Após polêmica, Alex Atala se retira de concorrência para empreendimento em Belém do Pará

Após protestos da classe artística, que era contra a retirada do Museu de Arte Contemporânea de Belém da Casa das Onze Janelas, o chef Alex Atala anunciou nesta quinta-feira (30) sua saída da concorrência para a administração do polo gastronômico que ocuparia o palacete na capital do Pará.

Um decreto assinado no último dia 17 determinou o fim das atividades do museu neste ponto turístico da cidade para dar lugar ao Polo de Gastronomia da Amazônia. Segundo o texto, as obras do acervo seriam transferidas para outro local.

Contatado pela Folha, o secretário de Desenvolvimento Econômico do Pará, Adnan Demachki, afirmou que o novo endereço não tinha sido ainda definido. De acordo com ele, o museu seria mantido e valorizado e a definição do novo espaço seria feita pela Secretaria de Cultura. Essa pasta, no entanto, não respondeu as questões da reportagem sobre o novo local.

Os artistas reclamam e definem como “arbitrária” a decisão do governo do Estado, publicada no Diário Oficial. Uma “surpresa geral de todos que aguardavam o chamado para algum diálogo”, diz Eder Chiodetto, curador de fotografia, em sua página no Facebook. Eles questionam a decisão afirmando que o local funcionava como espaço de experimentação e tinha uma agenda movimentada por atividades.

Chiodetto publicou em sua página a carta enviada pelo chef Alex Atala, encaminhada também à imprensa, anunciando sua saída do projeto. No texto, o chef afirma que “Diante da inflexibilidade do governo do Pará, do radicalismo das partes, da ausência de real diálogo, da clara confusão criada e do nosso profundo desagrado com a maneira com que vem sendo conduzida pelas partes a criação do Polo Gastronômico, bem como a não permanência do Museu de Arte Contemporânea na Casa das Onze Janelas, em Belém (PA), conforme Decreto 1.568 de 17/6/2016, o Instituto ATÁ não irá se candidatar para gerenciar o projeto do Polo Gastronômico”. “Não compactuamos com um projeto que valoriza a cultura culinária do Pará desabrigando demais expressões de arte”, completa Atala.

O movimento contra o fim do museu publicou, então, resposta em que afirma que se manterá irredutível na exigência de que o Instituto ATÁ e Alex Atala “vinculem sua participação no projeto à irrestrita condição de que o Museu Casa das Onze Janelas permaneça no lugar onde funciona por 14 anos”.

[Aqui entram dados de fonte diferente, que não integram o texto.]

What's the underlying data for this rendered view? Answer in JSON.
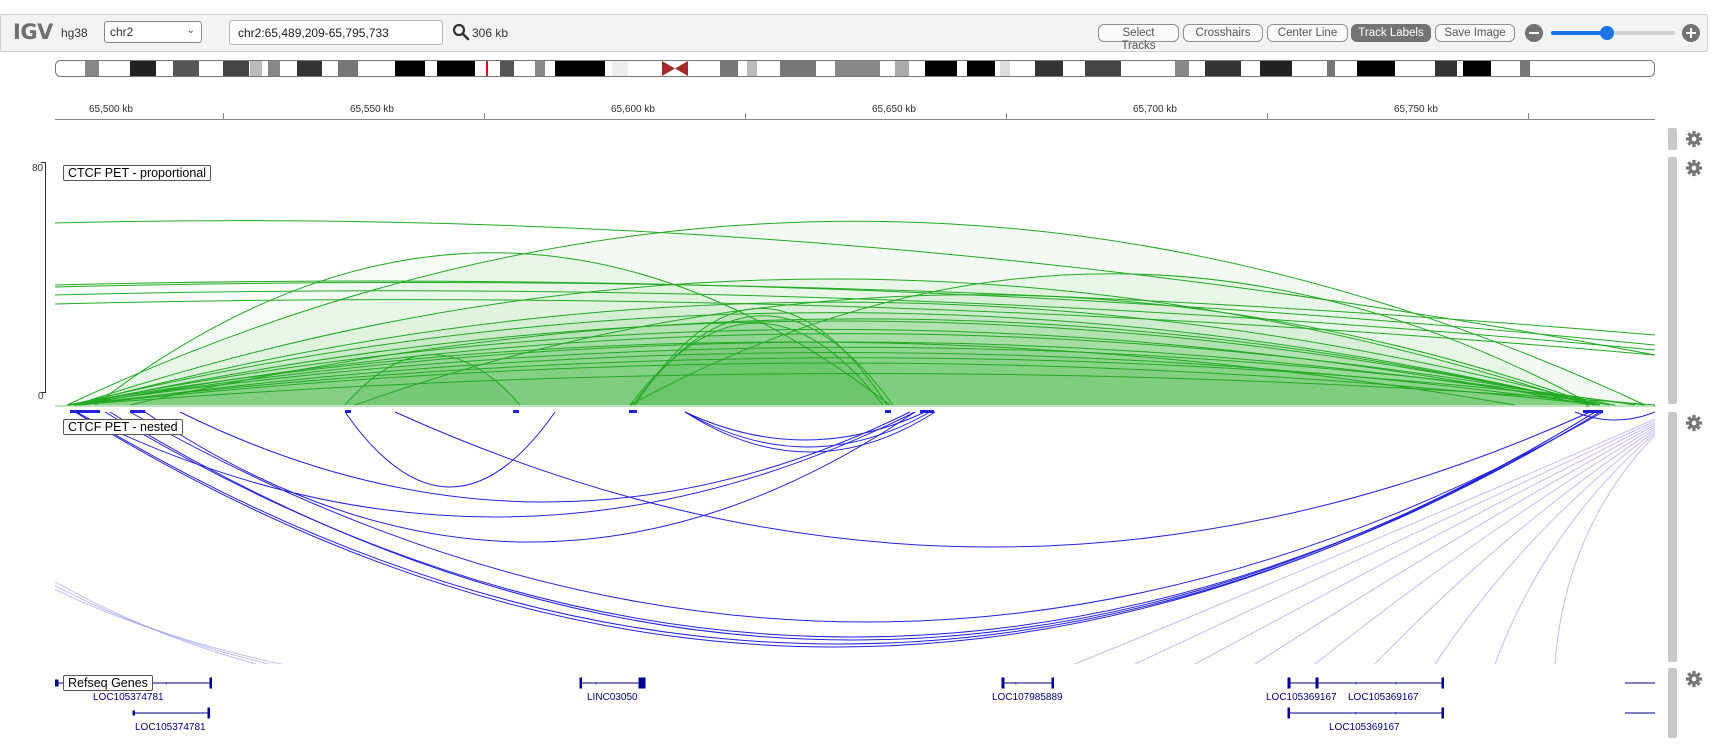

O Instituto Atá, do chef, estava ao lado de outras instituições no projeto de se candidatar à concorrência que definiria quem iria administrar o espaço, com museu, restaurante, laboratório e escola de gastronomia. Entre os dez integrantes do Centro Global de Gastronomia e Biodiversidade estão o Instituto Socioambiental, o Centro de Empreendedorismo da Amazônia e o Instituto Paulo Martins —que participou da idealização do polo gastronômico, parte das “iniciativas futuras” necessárias para a candidatura de Belém como cidade da gastronomia pela Unesco, honraria concedida em dezembro.

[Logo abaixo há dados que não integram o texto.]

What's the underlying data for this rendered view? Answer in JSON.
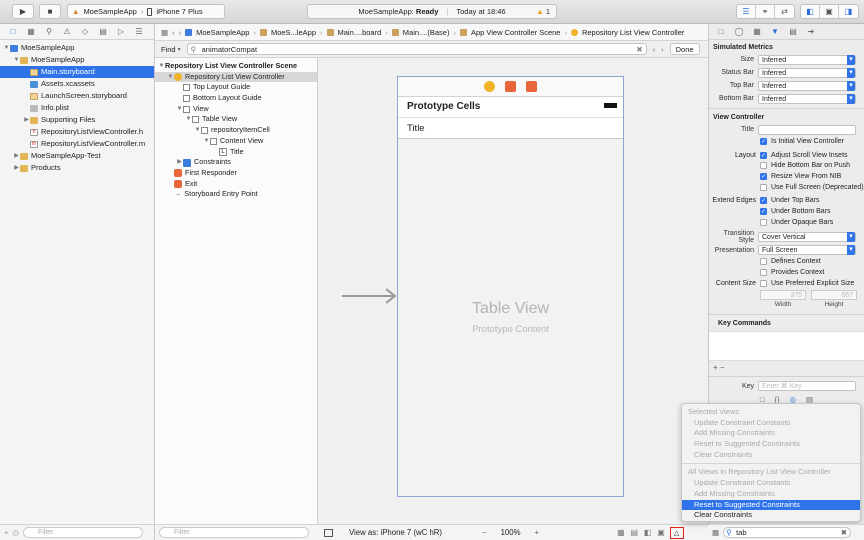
{
  "toolbar": {
    "scheme_app": "MoeSampleApp",
    "scheme_device": "iPhone 7 Plus",
    "activity_app": "MoeSampleApp:",
    "activity_status": "Ready",
    "activity_time": "Today at 18:46",
    "warning_count": "1"
  },
  "navigator": {
    "items": [
      {
        "label": "MoeSampleApp",
        "depth": 0,
        "kind": "project",
        "disc": "▼"
      },
      {
        "label": "MoeSampleApp",
        "depth": 1,
        "kind": "folder",
        "disc": "▼"
      },
      {
        "label": "Main.storyboard",
        "depth": 2,
        "kind": "sb",
        "selected": true
      },
      {
        "label": "Assets.xcassets",
        "depth": 2,
        "kind": "assets"
      },
      {
        "label": "LaunchScreen.storyboard",
        "depth": 2,
        "kind": "sb"
      },
      {
        "label": "Info.plist",
        "depth": 2,
        "kind": "plist"
      },
      {
        "label": "Supporting Files",
        "depth": 2,
        "kind": "folder",
        "disc": "▶"
      },
      {
        "label": "RepositoryListViewController.h",
        "depth": 2,
        "kind": "hfile"
      },
      {
        "label": "RepositoryListViewController.m",
        "depth": 2,
        "kind": "mfile"
      },
      {
        "label": "MoeSampleApp-Test",
        "depth": 1,
        "kind": "folder",
        "disc": "▶"
      },
      {
        "label": "Products",
        "depth": 1,
        "kind": "folder",
        "disc": "▶"
      }
    ],
    "filter_placeholder": "Filter"
  },
  "jumpbar": {
    "crumbs": [
      "MoeSampleApp",
      "MoeS...leApp",
      "Main....board",
      "Main....(Base)",
      "App View Controller Scene",
      "Repository List View Controller"
    ]
  },
  "findbar": {
    "mode": "Find",
    "query": "animatorCompat",
    "done_label": "Done"
  },
  "outline": {
    "items": [
      {
        "label": "Repository List View Controller Scene",
        "depth": 0,
        "kind": "scene",
        "disc": "▼"
      },
      {
        "label": "Repository List View Controller",
        "depth": 1,
        "kind": "circle",
        "disc": "▼",
        "selected": true
      },
      {
        "label": "Top Layout Guide",
        "depth": 2,
        "kind": "box"
      },
      {
        "label": "Bottom Layout Guide",
        "depth": 2,
        "kind": "box"
      },
      {
        "label": "View",
        "depth": 2,
        "kind": "box",
        "disc": "▼"
      },
      {
        "label": "Table View",
        "depth": 3,
        "kind": "box",
        "disc": "▼"
      },
      {
        "label": "repositoryItemCell",
        "depth": 4,
        "kind": "box",
        "disc": "▼"
      },
      {
        "label": "Content View",
        "depth": 5,
        "kind": "box",
        "disc": "▼"
      },
      {
        "label": "Title",
        "depth": 6,
        "kind": "label"
      },
      {
        "label": "Constraints",
        "depth": 2,
        "kind": "blue",
        "disc": "▶"
      },
      {
        "label": "First Responder",
        "depth": 1,
        "kind": "red"
      },
      {
        "label": "Exit",
        "depth": 1,
        "kind": "red"
      },
      {
        "label": "Storyboard Entry Point",
        "depth": 1,
        "kind": "arrow"
      }
    ],
    "filter_placeholder": "Filter"
  },
  "scene": {
    "prototype_header": "Prototype Cells",
    "cell_title": "Title",
    "table_title": "Table View",
    "table_subtitle": "Prototype Content"
  },
  "canvasbar": {
    "view_as": "View as: iPhone 7 (wC hR)",
    "zoom": "100%"
  },
  "inspector": {
    "simulated_metrics": {
      "heading": "Simulated Metrics",
      "rows": [
        {
          "label": "Size",
          "value": "Inferred"
        },
        {
          "label": "Status Bar",
          "value": "Inferred"
        },
        {
          "label": "Top Bar",
          "value": "Inferred"
        },
        {
          "label": "Bottom Bar",
          "value": "Inferred"
        }
      ]
    },
    "view_controller": {
      "heading": "View Controller",
      "title_label": "Title",
      "initial_label": "Is Initial View Controller",
      "layout_label": "Layout",
      "layout_options": [
        {
          "label": "Adjust Scroll View Insets",
          "checked": true
        },
        {
          "label": "Hide Bottom Bar on Push",
          "checked": false
        },
        {
          "label": "Resize View From NIB",
          "checked": true
        },
        {
          "label": "Use Full Screen (Deprecated)",
          "checked": false
        }
      ],
      "extend_label": "Extend Edges",
      "extend_options": [
        {
          "label": "Under Top Bars",
          "checked": true
        },
        {
          "label": "Under Bottom Bars",
          "checked": true
        },
        {
          "label": "Under Opaque Bars",
          "checked": false
        }
      ],
      "transition_label": "Transition Style",
      "transition_value": "Cover Vertical",
      "presentation_label": "Presentation",
      "presentation_value": "Full Screen",
      "defines_context": "Defines Context",
      "provides_context": "Provides Context",
      "content_size_label": "Content Size",
      "content_size_option": "Use Preferred Explicit Size",
      "width_value": "375",
      "height_value": "667",
      "width_label": "Width",
      "height_label": "Height"
    },
    "key_commands": {
      "heading": "Key Commands",
      "key_label": "Key",
      "key_placeholder": "Enter ⌘ Key"
    },
    "library_filter": "tab"
  },
  "resolve_menu": {
    "selected_views_heading": "Selected Views",
    "selected_items": [
      "Update Constraint Constants",
      "Add Missing Constraints",
      "Reset to Suggested Constraints",
      "Clear Constraints"
    ],
    "all_views_heading": "All Views in Repository List View Controller",
    "all_items": [
      {
        "label": "Update Constraint Constants",
        "state": "disabled"
      },
      {
        "label": "Add Missing Constraints",
        "state": "disabled"
      },
      {
        "label": "Reset to Suggested Constraints",
        "state": "selected"
      },
      {
        "label": "Clear Constraints",
        "state": "enabled"
      }
    ]
  }
}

Joanna Martins, filha do cozinheiro e pesquisador Paulo Martins, que está à frente do instituto, diz ter recebido com tristeza a notícia da saída do Atá. “Mas entendemos e respeitamos sua posição. Ele [Alex Atala] não merece carregar o peso de problemas que não foram gerados por ele.”

Ela contou que a sugestão da Casa das Onze Janelas como espaço para receber o polo foi sugestão deles, já que havia ali um restaurante desativado. “Apenas ele seria ocupado. Mas fomos surpreendidos com a notícia de que a casa inteira seria usada, o que inclui o espaço do museu”, diz. “Isso é algo com o que não concordamos também.”

Este Centro Global de Gastronomia e Biodiversidade, do qual fazem parte todas essas instituições, se candidataria em uma concorrência pública para administrar o futuro polo. Com a saída do Atá, Joanna Martins já não sabe o que será feito em relação a isso.